Romanticism and Children's Literature in Nineteenth-Century England
Title | Romanticism and Children's Literature in Nineteenth-Century England PDF eBook |
Author | James Holt McGavran |
Publisher | |
Pages | 0 |
Release | 2009-10 |
Genre | Literary Criticism |
ISBN | 9780820334875 |
These essays document and examine the transformation of children's literature during the Romantic period, and trace Romanticism's influence on Victorian children's literature using a variety of critical approaches, including neo-historicist, feminist, mythic, reader-response, and formalist.

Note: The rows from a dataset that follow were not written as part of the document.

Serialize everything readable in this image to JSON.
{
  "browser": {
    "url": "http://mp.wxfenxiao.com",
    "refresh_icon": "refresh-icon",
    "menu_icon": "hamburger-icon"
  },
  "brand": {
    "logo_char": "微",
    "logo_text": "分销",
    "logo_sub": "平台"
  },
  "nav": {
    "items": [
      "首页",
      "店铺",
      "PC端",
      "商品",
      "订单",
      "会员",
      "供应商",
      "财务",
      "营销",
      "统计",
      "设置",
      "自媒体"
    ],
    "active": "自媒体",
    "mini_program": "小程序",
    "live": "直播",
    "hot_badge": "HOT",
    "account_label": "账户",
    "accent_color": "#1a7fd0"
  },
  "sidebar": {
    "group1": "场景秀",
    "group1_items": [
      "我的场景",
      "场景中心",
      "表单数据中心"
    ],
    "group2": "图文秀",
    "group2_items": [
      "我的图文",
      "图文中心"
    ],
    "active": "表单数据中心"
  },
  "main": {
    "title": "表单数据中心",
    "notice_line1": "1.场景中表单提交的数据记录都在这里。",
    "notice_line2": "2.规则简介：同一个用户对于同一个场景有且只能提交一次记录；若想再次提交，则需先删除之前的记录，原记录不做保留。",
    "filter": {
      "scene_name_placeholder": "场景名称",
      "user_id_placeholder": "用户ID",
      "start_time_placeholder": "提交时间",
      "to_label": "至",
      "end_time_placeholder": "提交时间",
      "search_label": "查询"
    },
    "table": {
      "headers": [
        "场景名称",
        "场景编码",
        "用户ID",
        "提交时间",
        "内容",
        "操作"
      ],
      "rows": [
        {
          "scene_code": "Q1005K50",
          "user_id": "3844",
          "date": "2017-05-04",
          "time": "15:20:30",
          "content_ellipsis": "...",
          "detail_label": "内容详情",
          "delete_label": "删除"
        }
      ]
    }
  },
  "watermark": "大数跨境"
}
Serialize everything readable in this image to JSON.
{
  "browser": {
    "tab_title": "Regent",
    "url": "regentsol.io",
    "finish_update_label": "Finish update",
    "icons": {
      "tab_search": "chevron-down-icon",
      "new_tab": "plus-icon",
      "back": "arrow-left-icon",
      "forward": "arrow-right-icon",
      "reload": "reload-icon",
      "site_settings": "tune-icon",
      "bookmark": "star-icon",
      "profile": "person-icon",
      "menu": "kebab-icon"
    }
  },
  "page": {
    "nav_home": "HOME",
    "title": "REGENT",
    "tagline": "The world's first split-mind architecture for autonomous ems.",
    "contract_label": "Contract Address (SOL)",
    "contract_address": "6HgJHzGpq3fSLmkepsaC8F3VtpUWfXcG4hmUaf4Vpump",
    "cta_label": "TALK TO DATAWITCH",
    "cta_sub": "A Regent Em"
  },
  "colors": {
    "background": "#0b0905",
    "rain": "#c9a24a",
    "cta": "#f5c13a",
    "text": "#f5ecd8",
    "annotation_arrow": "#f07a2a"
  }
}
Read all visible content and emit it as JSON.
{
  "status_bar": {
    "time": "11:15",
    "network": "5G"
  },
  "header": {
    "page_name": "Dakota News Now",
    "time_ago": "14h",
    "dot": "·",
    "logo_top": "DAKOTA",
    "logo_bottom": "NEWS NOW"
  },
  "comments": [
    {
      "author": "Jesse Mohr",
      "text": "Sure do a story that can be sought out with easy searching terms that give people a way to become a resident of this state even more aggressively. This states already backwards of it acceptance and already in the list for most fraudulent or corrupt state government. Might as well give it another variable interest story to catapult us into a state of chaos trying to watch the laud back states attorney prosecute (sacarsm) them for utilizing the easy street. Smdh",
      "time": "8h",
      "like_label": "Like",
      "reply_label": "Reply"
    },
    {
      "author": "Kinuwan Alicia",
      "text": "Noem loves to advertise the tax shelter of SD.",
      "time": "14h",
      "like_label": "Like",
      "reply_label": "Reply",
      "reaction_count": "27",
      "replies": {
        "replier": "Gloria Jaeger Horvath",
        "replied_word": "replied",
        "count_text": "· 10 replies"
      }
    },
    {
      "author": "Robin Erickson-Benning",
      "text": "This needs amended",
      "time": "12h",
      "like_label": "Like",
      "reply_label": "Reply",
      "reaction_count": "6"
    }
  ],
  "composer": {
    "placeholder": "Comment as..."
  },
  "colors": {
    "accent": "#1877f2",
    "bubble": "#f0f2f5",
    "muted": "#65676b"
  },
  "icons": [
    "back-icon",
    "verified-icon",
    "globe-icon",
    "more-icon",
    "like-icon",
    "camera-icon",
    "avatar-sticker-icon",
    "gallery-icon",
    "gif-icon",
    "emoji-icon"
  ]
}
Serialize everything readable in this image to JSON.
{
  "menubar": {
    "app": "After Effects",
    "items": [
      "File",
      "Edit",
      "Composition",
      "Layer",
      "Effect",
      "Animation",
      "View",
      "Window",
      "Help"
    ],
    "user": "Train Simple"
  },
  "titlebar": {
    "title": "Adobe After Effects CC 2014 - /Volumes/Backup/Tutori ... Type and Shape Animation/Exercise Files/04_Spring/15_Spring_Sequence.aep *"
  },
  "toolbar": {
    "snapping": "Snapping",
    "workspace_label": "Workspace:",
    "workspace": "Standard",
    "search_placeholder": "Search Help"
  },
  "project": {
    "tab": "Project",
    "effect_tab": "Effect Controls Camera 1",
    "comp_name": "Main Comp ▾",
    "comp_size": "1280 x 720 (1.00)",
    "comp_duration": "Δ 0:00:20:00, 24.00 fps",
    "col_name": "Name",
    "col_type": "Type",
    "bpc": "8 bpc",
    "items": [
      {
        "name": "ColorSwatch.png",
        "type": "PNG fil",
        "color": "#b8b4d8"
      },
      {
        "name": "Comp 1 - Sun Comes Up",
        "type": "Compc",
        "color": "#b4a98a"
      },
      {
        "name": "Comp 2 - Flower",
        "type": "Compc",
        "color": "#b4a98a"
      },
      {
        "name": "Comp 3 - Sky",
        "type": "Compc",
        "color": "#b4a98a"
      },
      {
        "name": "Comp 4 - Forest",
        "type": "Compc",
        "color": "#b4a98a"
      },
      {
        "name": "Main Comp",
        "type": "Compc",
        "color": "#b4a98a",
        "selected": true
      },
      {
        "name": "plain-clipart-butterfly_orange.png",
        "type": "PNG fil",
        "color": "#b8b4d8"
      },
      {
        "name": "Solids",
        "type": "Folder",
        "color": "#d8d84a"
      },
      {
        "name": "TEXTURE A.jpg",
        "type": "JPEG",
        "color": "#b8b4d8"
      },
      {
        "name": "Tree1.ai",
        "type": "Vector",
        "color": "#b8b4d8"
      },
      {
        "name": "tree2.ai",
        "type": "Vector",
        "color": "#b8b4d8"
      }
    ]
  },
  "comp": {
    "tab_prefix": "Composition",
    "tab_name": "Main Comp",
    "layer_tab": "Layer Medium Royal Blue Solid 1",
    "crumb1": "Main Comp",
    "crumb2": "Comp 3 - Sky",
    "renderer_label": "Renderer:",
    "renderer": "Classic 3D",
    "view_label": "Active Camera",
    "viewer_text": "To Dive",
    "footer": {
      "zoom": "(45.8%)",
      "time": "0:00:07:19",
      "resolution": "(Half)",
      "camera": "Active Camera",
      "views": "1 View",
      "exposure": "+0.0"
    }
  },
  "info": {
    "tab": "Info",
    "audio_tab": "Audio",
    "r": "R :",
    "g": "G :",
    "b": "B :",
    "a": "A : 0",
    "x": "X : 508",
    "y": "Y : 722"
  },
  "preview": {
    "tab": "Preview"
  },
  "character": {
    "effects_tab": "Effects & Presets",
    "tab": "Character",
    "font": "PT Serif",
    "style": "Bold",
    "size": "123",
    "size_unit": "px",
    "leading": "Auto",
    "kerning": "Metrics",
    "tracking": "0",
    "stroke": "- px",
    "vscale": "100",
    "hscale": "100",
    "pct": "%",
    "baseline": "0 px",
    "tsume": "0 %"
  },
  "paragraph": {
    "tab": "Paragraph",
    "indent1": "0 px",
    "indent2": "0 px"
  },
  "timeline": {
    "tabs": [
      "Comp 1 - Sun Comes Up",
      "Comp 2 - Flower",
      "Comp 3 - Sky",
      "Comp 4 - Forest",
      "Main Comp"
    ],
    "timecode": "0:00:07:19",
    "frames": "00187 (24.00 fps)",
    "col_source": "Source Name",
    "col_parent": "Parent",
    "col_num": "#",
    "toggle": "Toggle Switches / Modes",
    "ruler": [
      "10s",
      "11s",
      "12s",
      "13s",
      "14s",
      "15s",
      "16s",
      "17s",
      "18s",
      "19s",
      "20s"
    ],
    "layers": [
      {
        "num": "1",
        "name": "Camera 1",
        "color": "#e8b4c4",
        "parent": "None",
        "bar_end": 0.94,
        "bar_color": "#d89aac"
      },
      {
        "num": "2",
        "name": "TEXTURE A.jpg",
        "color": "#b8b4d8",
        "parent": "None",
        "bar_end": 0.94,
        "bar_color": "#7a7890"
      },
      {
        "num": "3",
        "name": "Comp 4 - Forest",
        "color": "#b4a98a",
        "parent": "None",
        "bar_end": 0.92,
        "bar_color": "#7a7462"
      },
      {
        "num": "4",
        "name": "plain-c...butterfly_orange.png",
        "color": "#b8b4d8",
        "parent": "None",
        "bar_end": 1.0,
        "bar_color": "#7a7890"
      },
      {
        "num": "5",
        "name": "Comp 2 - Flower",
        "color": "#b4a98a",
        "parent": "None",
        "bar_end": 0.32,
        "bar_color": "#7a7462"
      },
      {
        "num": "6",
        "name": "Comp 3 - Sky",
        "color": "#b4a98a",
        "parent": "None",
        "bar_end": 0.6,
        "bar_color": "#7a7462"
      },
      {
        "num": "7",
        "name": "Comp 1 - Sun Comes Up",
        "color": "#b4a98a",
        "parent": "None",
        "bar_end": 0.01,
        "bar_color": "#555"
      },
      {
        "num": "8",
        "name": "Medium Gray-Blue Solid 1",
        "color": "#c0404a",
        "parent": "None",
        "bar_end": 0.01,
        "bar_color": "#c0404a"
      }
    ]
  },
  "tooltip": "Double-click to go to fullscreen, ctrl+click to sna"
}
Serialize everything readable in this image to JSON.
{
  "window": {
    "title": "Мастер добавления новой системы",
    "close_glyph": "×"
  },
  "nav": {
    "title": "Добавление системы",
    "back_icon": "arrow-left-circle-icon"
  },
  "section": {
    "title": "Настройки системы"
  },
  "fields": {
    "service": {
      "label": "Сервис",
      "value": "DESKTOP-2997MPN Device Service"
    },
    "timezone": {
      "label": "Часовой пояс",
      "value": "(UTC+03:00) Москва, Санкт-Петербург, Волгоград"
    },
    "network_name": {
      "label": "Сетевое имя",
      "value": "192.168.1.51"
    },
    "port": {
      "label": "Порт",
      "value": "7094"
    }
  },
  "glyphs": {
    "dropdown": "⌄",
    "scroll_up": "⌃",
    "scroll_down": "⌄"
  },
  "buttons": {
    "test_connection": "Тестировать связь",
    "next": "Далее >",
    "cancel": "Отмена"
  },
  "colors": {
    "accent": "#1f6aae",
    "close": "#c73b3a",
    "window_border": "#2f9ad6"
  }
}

Childhood in Nineteenth-Century France
Title | Childhood in Nineteenth-Century France PDF eBook |
Author | Colin Heywood |
Publisher | Cambridge University Press |
Pages | 368 |
Release | 2002-05-02 |
Genre | History |
ISBN | 9780521892773 |
The central theme of this book is the changing experience of childhood in nineteenth-century France.
Growing Up in Nineteenth-century Ireland
Title | Growing Up in Nineteenth-century Ireland PDF eBook |
Author | Mary Hatfield |
Publisher | |
Pages | 296 |
Release | 2019 |
Genre | History |
ISBN | 0198843429 |
A comprehensive cultural history of childhood in nineteenth-century Ireland, which explores how the notion of childhood fluctuated depending on class, gender, and religious identity, and presents invaluable new insights into Irish boarding schools, the material culture of childhood, and the experience of boys and girls in education.